O Meigo Nazareno já havia recomendado o perdão na sua mensagem consoladora ao colégio apostólico, aos discípulos, e, em todos os conflitos, externava generosidade e compreensão, procurando substituir a ofensa pela desculpa, a intransigência pela tolerância, a mágoa pelo amor. Recomendara a um dileto amigo que desculpasse ilimitadas vezes, como que procurando dizer a ele que o perdão age como medicamento profilático, vacinal, capaz de substituir vincos na fronte cerrada e ameaçadora pela amena descontração de um riso relaxante e confortador 4. Acostumado a observar a infantilidade de conflituosos contemporâneos, desaconselhava o litígio, endereçando as querelas a soluções que esvaziam as disputas 5. Como quem quisesse nos dizer que a maioria dos aborrecimentos do dia-a-dia passariam despercebidos, se pudéssemos as mais das vezes dizer ao semelhante que nos desafia:
      __ Estou errado, enganei-me. Não faria de novo. Habituados a não reconhecer o próprio erro, sempre empenhamos recursos verbalísticos persuasivos, no afã de evitar o mea culpa que deixaria o assunto exaurir-se de per si. Opta-se por tentar identificar o erro no semelhante ou descobrir nele a contribuição para a contenda, crendo na sua dissimulação, capaz de aviltar a verdade para esquivar-se de qualquer transgressão. 

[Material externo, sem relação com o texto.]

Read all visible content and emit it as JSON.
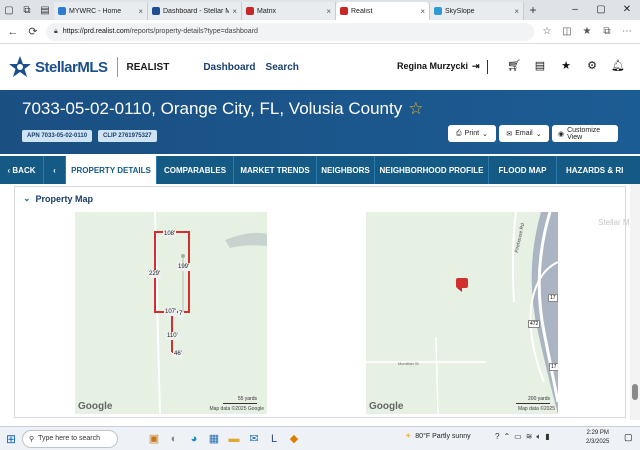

De Pedro vem observação interessante, que não cogita da contenda, dotada de senso de oportunidade, atualíssima na sociedade em que estamos inseridos, onde o conflito ainda é a via primeira para solucionar questões do dia-a-dia 6:
        
          (...) tende amor intenso uns para com os outros, porque o amor cobre a multidão de pecados.
        
          Sede, mutuamente, hospitaleiros, sem reclamar. Servi uns aos outros, cada um conforme o dom que recebeu, como bons despenseiros da multiforme graça de Deus. Se alguém fala, fale de acordo com os oráculos de Deus; se alguém serve, faça-o na força que Deus supre... 
Desculpar não é aceitar o erro que alguém pratica. Mas reconhecer o erro, nosso ou do nosso semelhante, sem se ofender. Sem se magoar. Sem ter que sentir de novo, no dia seguinte, a contrariedade da véspera: portanto, sem se ressentir. É aceitar as pessoas, e a nós mesmos, sem ficarmos presos aos acontecimentos indesejados da vida em sociedade. É admitir que "o  passado é passado", como afirma Fred Luskin. Ou o próprio Emmanuel quando escreveu: "Agora, eis o momento da melhora que procuras. (...) Ontem não mais existe (...)." 7




1 O Poder do Perdão, Fred Luskin. Editora Novo Paradigma, cap. 7.
2
Idem, ibidem, cap. 9
3
Os Mensageiros – Francisco C. Xavier, pelo Espírito André Luiz, cap. 23, p. 147, Ed. FEB.
4
Mateus, 18:21-22.
5
Mateus, 5:23-24.
6
I Pedro, 4:8-11.
7
Espera Servindo, pelo Espírito Emmanuel, GEEM.